NOTE: Our datasets have been moved! Please see our new webpage about how to download these datasets.
The datasets were collected in late 2017 from goodreads. Details of the datasets are described in the dataset website
We collected these datasets for academic use only! Please do not redistribute them or use for commercial purposes.
If you are using our dataset, please cite the following papers:
- Mengting Wan, Julian McAuley, "Item Recommendation on Monotonic Behavior Chains", in RecSys'18. [bibtex]
- Mengting Wan, Rishabh Misra, Ndapa Nakashole, Julian McAuley, "Fine-Grained Spoiler Detection from Large-Scale Review Corpora", in ACL'19. [bibtex]

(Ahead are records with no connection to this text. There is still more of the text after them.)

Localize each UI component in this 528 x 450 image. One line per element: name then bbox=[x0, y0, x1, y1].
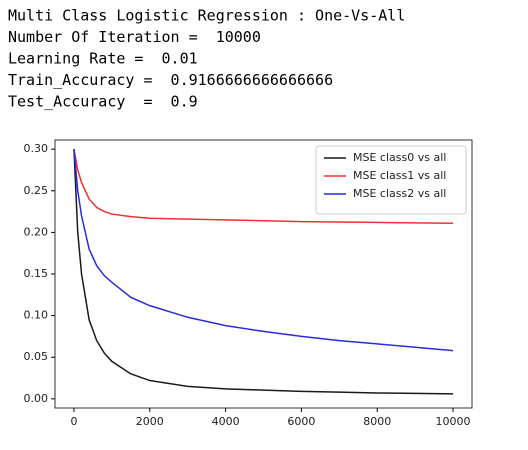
series-line bbox=[73, 149, 454, 224]
y-tick-label: 0.25 bbox=[24, 184, 49, 197]
x-tick-label: 8000 bbox=[363, 415, 391, 428]
output-line: Number Of Iteration = 10000 bbox=[8, 28, 261, 46]
output-line: Learning Rate = 0.01 bbox=[8, 50, 198, 68]
y-tick-label: 0.00 bbox=[24, 392, 49, 405]
legend-label: MSE class1 vs all bbox=[353, 169, 446, 182]
x-tick-label: 4000 bbox=[212, 415, 240, 428]
x-tick-label: 6000 bbox=[287, 415, 315, 428]
y-tick-label: 0.30 bbox=[24, 142, 49, 155]
series-line bbox=[73, 149, 454, 395]
series-line bbox=[73, 149, 454, 352]
output-line: Test_Accuracy = 0.9 bbox=[8, 93, 198, 111]
y-tick-label: 0.05 bbox=[24, 350, 49, 363]
legend-label: MSE class0 vs all bbox=[353, 151, 446, 164]
legend-label: MSE class2 vs all bbox=[353, 187, 446, 200]
y-tick-label: 0.10 bbox=[24, 309, 49, 322]
output-line: Multi Class Logistic Regression : One-Vs… bbox=[8, 7, 405, 25]
x-tick-label: 2000 bbox=[136, 415, 164, 428]
legend-box bbox=[315, 145, 467, 215]
y-tick-label: 0.20 bbox=[24, 225, 49, 238]
x-tick-label: 0 bbox=[70, 415, 77, 428]
output-line: Train_Accuracy = 0.9166666666666666 bbox=[8, 71, 333, 89]
x-tick-label: 10000 bbox=[436, 415, 471, 428]
y-tick-label: 0.15 bbox=[24, 267, 49, 280]
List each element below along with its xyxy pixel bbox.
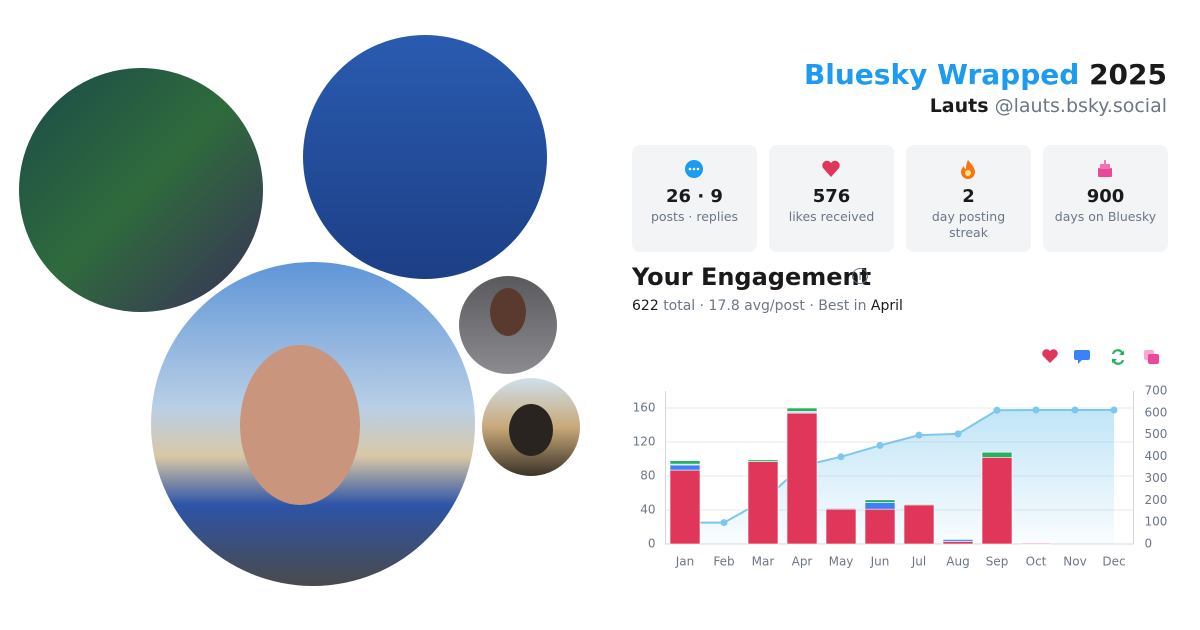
legend-replies-icon[interactable]	[1074, 350, 1090, 364]
photo	[19, 68, 263, 312]
bar-segment	[669, 469, 701, 545]
x-tick-label: Jan	[675, 555, 695, 569]
bar-segment	[903, 504, 935, 545]
bar-segment	[747, 461, 779, 545]
stat-icon	[1098, 160, 1112, 177]
y-tick-label: 40	[640, 503, 655, 517]
stat-label: days on Bluesky	[1054, 209, 1157, 224]
stat-icon	[961, 160, 975, 179]
x-tick-label: May	[829, 555, 854, 569]
photo	[303, 35, 547, 279]
bar-segment	[981, 456, 1013, 545]
section-title: Your Engagement	[632, 263, 872, 291]
bar-segment	[1020, 542, 1052, 545]
bar-segment	[825, 508, 857, 545]
stat-value: 26 · 9	[666, 186, 723, 207]
handle: @lauts.bsky.social	[994, 95, 1167, 117]
stat-icon	[822, 160, 840, 177]
y2-tick-label: 400	[1145, 449, 1168, 463]
stat-label: likes received	[788, 209, 875, 224]
y2-tick-label: 200	[1145, 493, 1168, 507]
line-point	[1110, 406, 1118, 414]
stat-icon	[685, 160, 703, 178]
line-point	[720, 519, 728, 527]
info-button[interactable]: i	[852, 268, 868, 284]
stat-label: posts · replies	[650, 209, 739, 224]
legend	[1042, 349, 1159, 365]
bar-segment	[786, 407, 818, 412]
line-point	[1032, 406, 1040, 414]
y2-tick-label: 300	[1145, 471, 1168, 485]
photo-detail	[490, 288, 526, 336]
x-tick-label: Apr	[792, 555, 813, 569]
bar-segment	[669, 464, 701, 471]
x-tick-label: Sep	[986, 555, 1009, 569]
y2-tick-label: 0	[1145, 537, 1153, 551]
stat-label: day posting streak	[931, 209, 1006, 240]
year: 2025	[1089, 58, 1167, 91]
title: Bluesky Wrapped 2025	[804, 58, 1167, 91]
legend-likes-icon[interactable]	[1042, 349, 1058, 363]
bar-segment	[864, 502, 896, 510]
bar-segment	[669, 460, 701, 465]
x-tick-label: Oct	[1026, 555, 1047, 569]
line-point	[876, 441, 884, 449]
stat-value: 2	[962, 186, 975, 207]
y-tick-label: 120	[633, 435, 656, 449]
y2-tick-label: 700	[1145, 384, 1168, 398]
best-month: April	[870, 298, 903, 314]
y2-tick-label: 100	[1145, 515, 1168, 529]
line-point	[837, 453, 845, 461]
x-tick-label: Mar	[752, 555, 775, 569]
x-tick-label: Jun	[870, 555, 890, 569]
stat-card: 26 · 9 posts · replies	[632, 145, 757, 252]
line-point	[954, 430, 962, 438]
x-tick-label: Dec	[1102, 555, 1125, 569]
legend-reposts-icon[interactable]	[1112, 349, 1124, 365]
bar-segment	[903, 503, 935, 506]
bar-segment	[981, 451, 1013, 458]
bar-segment	[864, 508, 896, 545]
bar-segment	[942, 541, 974, 545]
x-tick-label: Aug	[946, 555, 969, 569]
y-tick-label: 0	[648, 537, 656, 551]
x-tick-label: Jul	[911, 555, 926, 569]
display-name: Lauts	[929, 95, 989, 117]
summary-text: total · 17.8 avg/post · Best in	[663, 298, 867, 314]
summary: 622 total · 17.8 avg/post · Best in Apri…	[632, 298, 903, 314]
bar-segment	[747, 459, 779, 462]
brand: Bluesky Wrapped	[803, 58, 1080, 91]
y-tick-label: 80	[640, 469, 655, 483]
line-point	[915, 431, 923, 439]
stat-card: 576 likes received	[769, 145, 894, 252]
photo-detail	[240, 345, 360, 505]
y2-tick-label: 600	[1145, 405, 1168, 419]
stat-card: 900 days on Bluesky	[1043, 145, 1168, 252]
line-point	[993, 406, 1001, 414]
stat-value: 576	[812, 186, 851, 207]
bar-segment	[786, 412, 818, 545]
bar-segment	[864, 499, 896, 503]
stat-card: 2 day posting streak	[906, 145, 1031, 252]
x-tick-label: Nov	[1063, 555, 1086, 569]
x-tick-label: Feb	[713, 555, 734, 569]
y-tick-label: 160	[633, 401, 656, 415]
chart: 0 40 80 120 160 0 100 200 300 400 500 600 700 Jan Feb M…	[633, 384, 1168, 569]
bar-segment	[825, 507, 857, 510]
legend-quotes-icon[interactable]	[1148, 354, 1159, 364]
total: 622	[632, 298, 659, 314]
line-point	[1071, 406, 1079, 414]
photo-detail	[509, 404, 553, 456]
stat-value: 900	[1086, 186, 1125, 207]
account: Lauts @lauts.bsky.social	[930, 95, 1167, 117]
y2-tick-label: 500	[1145, 427, 1168, 441]
bar-segment	[942, 538, 974, 541]
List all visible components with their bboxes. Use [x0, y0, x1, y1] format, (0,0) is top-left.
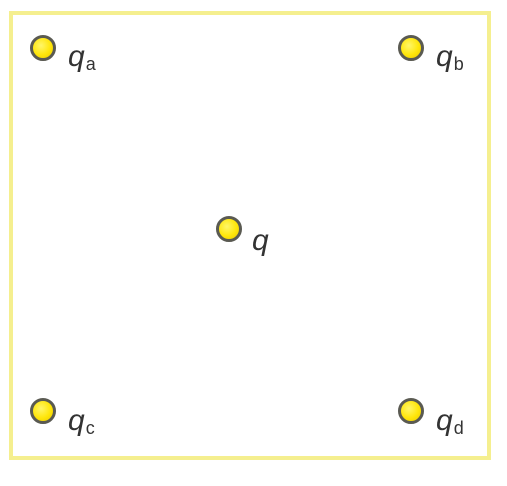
charge-a-subscript: a — [85, 54, 96, 74]
charge-center-symbol: q — [252, 224, 269, 257]
charge-d-symbol: q — [436, 404, 453, 437]
charge-a-dot — [30, 35, 56, 61]
charge-d-dot — [398, 398, 424, 424]
charge-b-subscript: b — [453, 54, 464, 74]
charge-b-symbol: q — [436, 40, 453, 73]
charge-b-label: qb — [436, 40, 464, 74]
charge-d-label: qd — [436, 404, 464, 438]
charge-c-dot — [30, 398, 56, 424]
charge-d-subscript: d — [453, 418, 464, 438]
charge-a-symbol: q — [68, 40, 85, 73]
charge-center-dot — [216, 216, 242, 242]
charge-c-label: qc — [68, 404, 95, 438]
charge-a-label: qa — [68, 40, 96, 74]
square-boundary — [9, 11, 491, 460]
charge-c-subscript: c — [85, 418, 95, 438]
charge-c-symbol: q — [68, 404, 85, 437]
charge-b-dot — [398, 35, 424, 61]
charge-center-label: q — [252, 226, 269, 256]
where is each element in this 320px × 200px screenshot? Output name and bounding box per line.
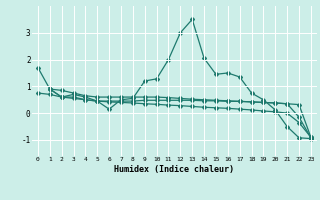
X-axis label: Humidex (Indice chaleur): Humidex (Indice chaleur) [115,165,234,174]
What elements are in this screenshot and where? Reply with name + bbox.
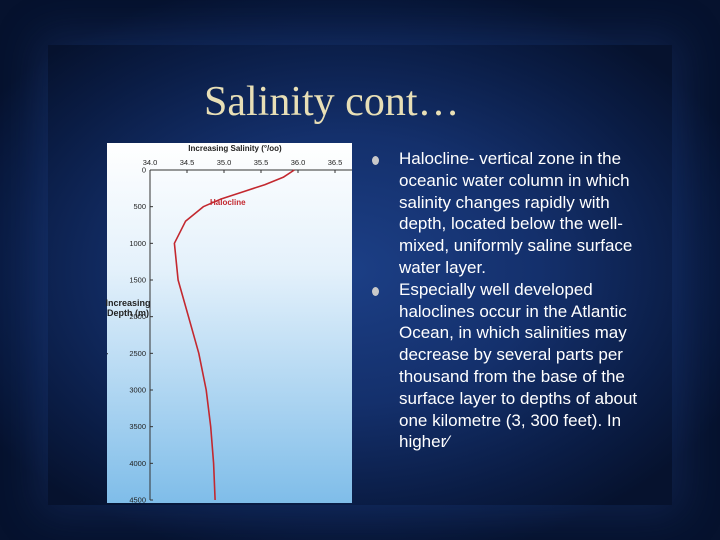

We've created several notebooks (in python 3.7) to illustrate how to download/read these datasets, and provide some basic explorations of the data.
- download.ipynb: If you prefer to download datasets without GUI. This notebook will show how to download files in bash/python.
- samples.ipynb: This notebook will show how to read '.json.gz' files line-by-line and display sample records of each file.
- statistics.ipynb: This notebook will calculate some basic statistics of the datasets (except the largest complete interaction file 'goodreads_interactions.csv'). Running this notebook may take a while.
- distributions.ipynb: This notebook will operate on the complete interaction file 'goodreads_interactions.csv' and provide some explorations of the distributions of these interactions. Note: Run this notebook only when you have LARGE memory (recommend 32g+)!!
- reviews.ipynb: This notebook will calculate some statistics of the review datasets.